Paris 2024 Olympic Games: from Ukraine to Gaza, geopolitics looms large less than a month before the opening ceremony

Paris 2024 Olympic Games: from Ukraine to Gaza, geopolitics looms large less than a month before the opening ceremony

Thomas Bach still dreams of “bringing the world together” in Paris. MAXPPP – MARTIAL TREZZINI

Concerned about "bringing the world together", the IOC avoided boycotts and exclusions to bring together delegations from all over the world to the Paris Olympics, but it must still manage to make the event a peaceful bubble.

At a time when all "political propaganda" is prohibited by the Olympic Charter on the field or podiums, but allowed in the Olympic Village and during press conferences, can the Games be overtaken by ongoing conflicts, notably the wars in Ukraine and Gaza ?

Russians "neutral" and scrutinized

The Russian invasion of Ukraine with the support of Belarus, in February 2022, has long seemed to rule out any possibility of having athletes of three nationalities coexist in Paris: Russians and Belarusians were banned from world sport until March 2023, and Ukrainians threatened to boycott the Games if they participated.

But once this position was abandoned by kyiv, in the summer of 2023, the IOC orchestrated a gradual reintegration of Russians and Belarusians into international competitions, under strict conditions: on an individual basis, under a neutral flag, and as long as they did not "actively support the war in Ukraine" and are not under contract with the military or security agencies.

The body, which also prohibited them from parading on the Seine during the opening ceremony, has so far validated the qualification of 28 Russians and 19 Belarusians under a neutral banner, a list for currently limited to nine disciplines (wrestling, trampoline, cycling, weightlifting, shooting, tennis, rowing, judo and canoeing) and is expected to be completed.

In any case, it is a drop in the bucket compared to the 330 Russians and 104 Belarusians at the Tokyo 2020 Olympics. And these "neutral athletes" are promised permanent surveillance: any demonstration of support for the offensive in Ukraine, by example a "Z" symbol of the invasion, would result in a procedure which could go "up to immediate exclusion from the Games", warned at the end of April the head of the IOC, Thomas Bach, to the AFP.

Palestinians want a platform

Since the fall, the IOC has been trying to stay away from the war between Israel and Hamas by hiding behind its "two-state solution& ;quot;, since the Israeli and Palestinian National Olympic Committees (NOCs) have coexisted since 1995, a legacy of the Oslo peace process. He therefore never considered having Israeli athletes compete under a neutral banner, although the Israeli bombings in retaliation for the bloody attack of October 7 perpetrated by Hamas destroyed the main sporting institutions of Gaza and killed personalities from the Palestinian sports community, according to the Palestinian Olympic Committee.

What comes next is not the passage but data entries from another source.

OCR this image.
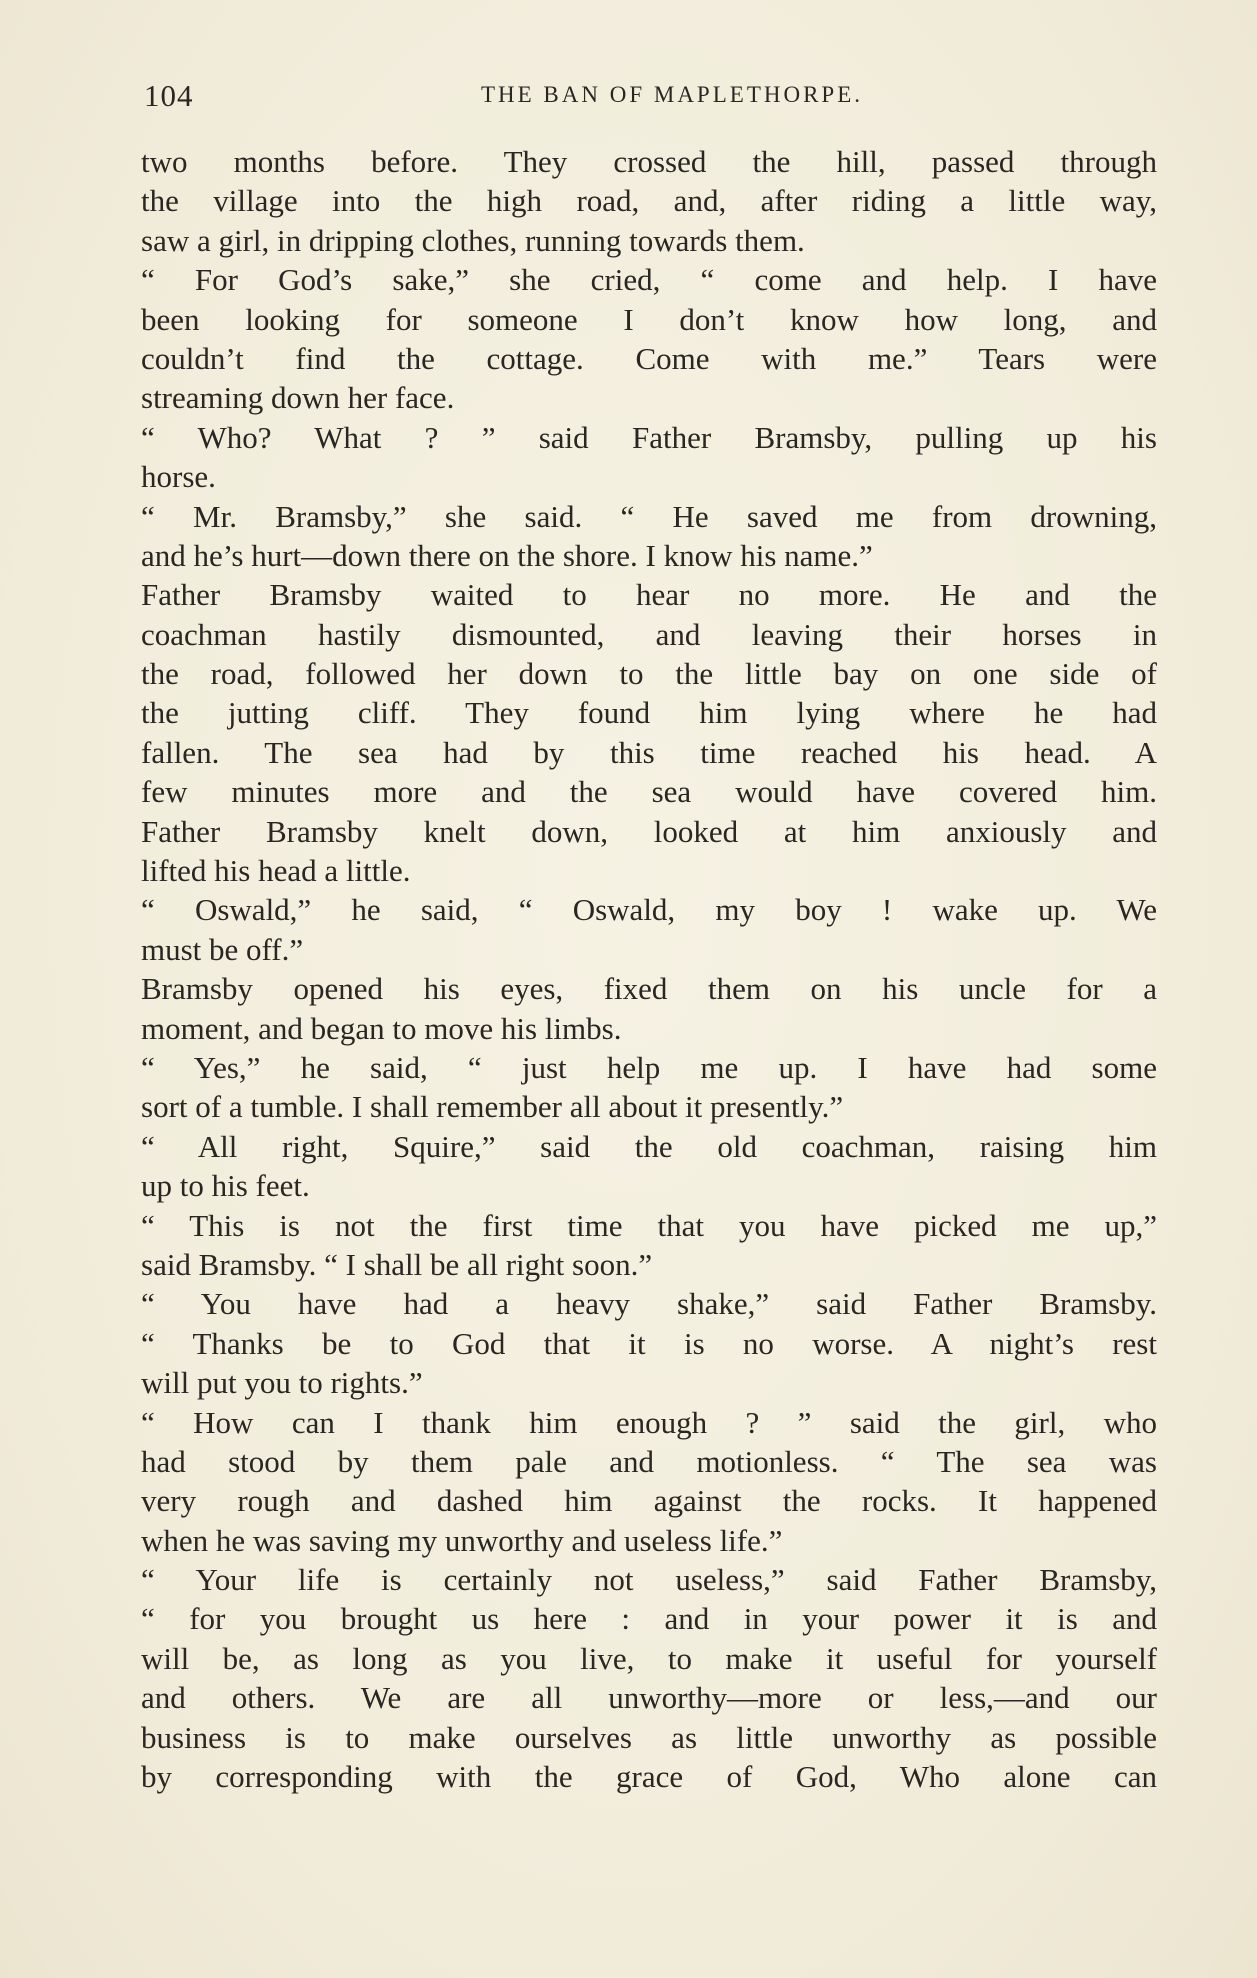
104	THE BAN OF MAPLETHORPE.
two months before. They crossed the hill, passed through
the village into the high road, and, after riding a little way,
saw a girl, in dripping clothes, running towards them.
“ For God’s sake,” she cried, “ come and help. I have
been looking for someone I don’t know how long, and
couldn’t find the cottage. Come with me.” Tears were
streaming down her face.
“ Who? What ? ” said Father Bramsby, pulling up his
horse.
“ Mr. Bramsby,” she said. “ He saved me from drowning,
and he’s hurt—down there on the shore. I know his name.”
Father Bramsby waited to hear no more. He and the
coachman hastily dismounted, and leaving their horses in
the road, followed her down to the little bay on one side of
the jutting cliff. They found him lying where he had
fallen. The sea had by this time reached his head. A
few minutes more and the sea would have covered him.
Father Bramsby knelt down, looked at him anxiously and
lifted his head a little.
“ Oswald,” he said, “ Oswald, my boy ! wake up. We
must be off.”
Bramsby opened his eyes, fixed them on his uncle for a
moment, and began to move his limbs.
“ Yes,” he said, “ just help me up. I have had some
sort of a tumble. I shall remember all about it presently.”
“ All right, Squire,” said the old coachman, raising him
up to his feet.
“ This is not the first time that you have picked me up,”
said Bramsby. “ I shall be all right soon.”
“ You have had a heavy shake,” said Father Bramsby.
“ Thanks be to God that it is no worse. A night’s rest
will put you to rights.”
“ How can I thank him enough ? ” said the girl, who
had stood by them pale and motionless. “ The sea was
very rough and dashed him against the rocks. It happened
when he was saving my unworthy and useless life.”
“ Your life is certainly not useless,” said Father Bramsby,
“ for you brought us here : and in your power it is and
will be, as long as you live, to make it useful for yourself
and others. We are all unworthy—more or less,—and our
business is to make ourselves as little unworthy as possible
by corresponding with the grace of God, Who alone can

The body, which should have, according to the IOC, "six to eight representatives" through the use of invitations, nevertheless intends to make the Olympics a platform. "Paris, it’s a historic and important moment to tell the world […] : enough, too much it’is too much", declared its president, Jibril Rajoub, in mid-June. On the Israeli side, the issue is above all security, as at each Olympic edition since the deadly hostage taking in Munich in 1972: for the moment, the delegation plans "to participate in the opening ceremony like any other team", according to its Olympic committee.

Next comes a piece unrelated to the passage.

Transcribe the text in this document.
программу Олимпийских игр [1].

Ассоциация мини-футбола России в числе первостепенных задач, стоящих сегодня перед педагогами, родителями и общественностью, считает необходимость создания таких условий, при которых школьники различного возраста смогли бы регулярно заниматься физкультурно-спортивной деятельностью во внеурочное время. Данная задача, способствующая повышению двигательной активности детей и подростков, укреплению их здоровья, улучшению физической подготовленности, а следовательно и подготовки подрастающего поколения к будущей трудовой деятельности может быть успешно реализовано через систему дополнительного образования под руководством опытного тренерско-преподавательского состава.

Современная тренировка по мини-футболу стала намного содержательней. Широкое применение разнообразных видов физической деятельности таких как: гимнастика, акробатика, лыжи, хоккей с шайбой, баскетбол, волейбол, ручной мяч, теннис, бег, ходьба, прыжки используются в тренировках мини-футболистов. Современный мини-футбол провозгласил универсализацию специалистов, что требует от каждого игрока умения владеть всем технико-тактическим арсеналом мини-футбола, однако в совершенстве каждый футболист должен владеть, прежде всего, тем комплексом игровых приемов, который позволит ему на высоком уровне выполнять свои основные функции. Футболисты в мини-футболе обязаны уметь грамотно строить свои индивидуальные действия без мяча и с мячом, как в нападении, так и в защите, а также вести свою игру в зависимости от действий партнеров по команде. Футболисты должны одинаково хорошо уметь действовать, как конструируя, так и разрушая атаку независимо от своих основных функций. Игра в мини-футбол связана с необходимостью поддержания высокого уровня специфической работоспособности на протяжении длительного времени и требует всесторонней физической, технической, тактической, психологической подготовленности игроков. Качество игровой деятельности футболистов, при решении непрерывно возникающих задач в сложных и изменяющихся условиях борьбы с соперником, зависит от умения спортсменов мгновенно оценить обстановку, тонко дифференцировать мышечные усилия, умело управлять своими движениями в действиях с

Afghanistan without the Taliban

The return of the Taliban to power in Kabul in the summer of 2021 has left sports authorities facing a dilemma: how to balance dialogue and pressure to help athletes and their entourage, whether in exile or remaining in the country, without endorsing the ban on women's sport?

In mid-June, the IOC announced that it had obtained the presence in Paris of an Afghan team of three men (in athletics, swimming and judo) and three women (athletics and cycling), without revealing their identities. All of them live abroad, except the judoka, the director general of the Afghan Olympic Committee, Dad Mohammad Payenda Akhtari, later clarified.

“As women's sports are suspended in Afghanistan”, the three women “were not sent from the country”, he explained. The echo that will be given to their performances remains one of the unknowns of the Games, especially since the IOC intended in mid-June to “send to the world and to Afghanistan a very strong symbol”, according to its spokesperson Mark Adams.

Afghanistan, which has the third largest contingent of exiles in the world, will also have five representatives in the Refugee Olympic Team including its captain, cyclist Masomah Ali Zada. The young woman plans to go and encourage her compatriots under the Afghan flag: “I am so happy that there are three Afghan women at the Olympics and that they are on an equal footing with the men”, she recently confided to AFP.